But not everyone is a diehard football fan. It's estimated two out of five Super Bowl watchers are not even football fans, according to SuperBowlMonday.com.
So if you're one those who isn't a regular NFL viewer, the following tips may help you brush up before the big game.
"If you don't know anything about the actual game, surely you know if the other team scores a touchdown -- and you know how they do it, whether it was a long pass or a long run," said lifelong football fan Jamie Malugen of Sikeston, who played football for Central Missouri State University.
Kickoff between the Chicago Bears and Indianapolis Colts is at 5:25 p.m. today at Dolphin Stadium in Miami Gardens, Fla., and will be broadcast on CBS. History will also be made because both team's coaches, Tony Dungy and Lovie Smith, are the Super Bowl's first black head coaches.
The game is played in four 15-minute quarters, and the team with the most points at the end of the fourth quarter is the winner.

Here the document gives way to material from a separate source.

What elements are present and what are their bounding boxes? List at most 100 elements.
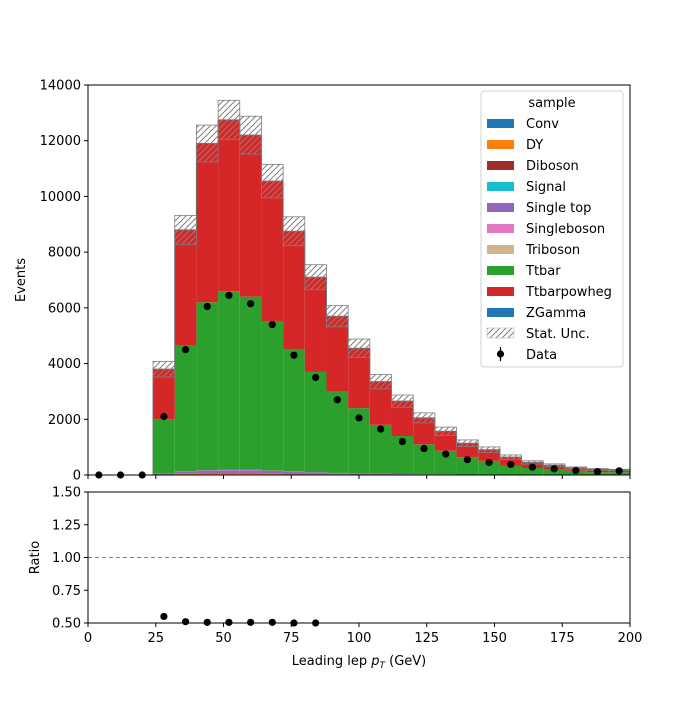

Dexter native Arlen Pixley, who has been the head coach at New Madrid County Central High School for the past three years, said the game always starts with a coin toss, and the winner elects to receive the football or defer his choice to the second half.

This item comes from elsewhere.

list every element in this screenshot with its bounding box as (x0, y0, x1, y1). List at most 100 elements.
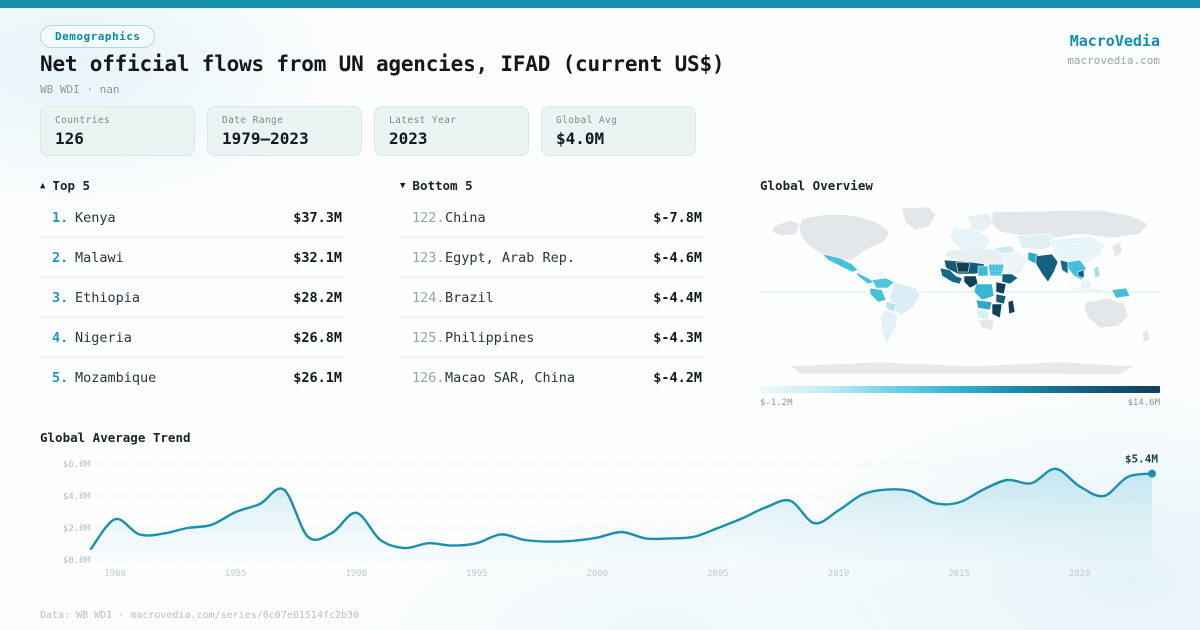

"If you feel really good and think you can take it down and score right away and put pressure on the other team, you want the ball then," Pixley said. If coaches defer to receive the ball, they might want to see how everything goes in the first half and then they know they'll get the ball in the beginning of the second half, Pixley explained.
Both teams have 11 players on the field at all times. The object of the game is to score points by moving the football into the opposing team's end zone. The ball can be advanced by carrying the ball or by throwing or handing it from one teammate to the other.
Points can be scored in several ways, including carrying the ball over the goal line, throwing the ball to another player past the goal line or kicking it through the goal posts on the opposing side.
Tied games can occur if the score remains tied after the conclusion of an overtime period.
"I could see how it could be really confusing to someone just learning the game," said Pixley, who also played football at the University of Texas at El Paso. "I recommend -- of course not during the Super Bowl, but during the regular season -- to slow down and take one position and watch that one position for a quarter. And then watch another position for a quarter and so on."
Pate Hogan of New Madrid describes himself as a casual NFL fan, watching about one game a week during the 16-week regular season.
"I'm not a gung-ho fan, but I can sit and watch it -- and I do understand it. It's not a big obsession with me," Hogan said.
Hogan plans on watching the Super Bowl with the crowd at Rosie's Bar and Grille in New Madrid. He suggested those less serious about the game should just use common courtesy.
"There should be less talking while play is going on," Hogan said. "If you're gonna watch it and ask a million questions, you should watch it some place where it's being TiVo-ed so you can pause it."
If you have to ask a question, save it until the commercial so everybody can enjoy the game, Hogan said.
"My big pet peeve is if I'm at somebody's house, and people get up in the middle and walk in and out, or they block the TV while you're trying to watch the game," Hogan said.
And if the game becomes too much to understand, there's always the entertainment. "The commercials are always great during the Super Bowl, and the entertainment -- you never know what to expect," Malugen said.
But for whatever reason you watch the game, the entire season comes down to three to four hours. Unlike other professional sports' championships, there aren't any series with the Super Bowl.
Players get one crack at winning it all, Pixley said.
"It's the finalization of the season," Pixley said. "There's no tomorrow."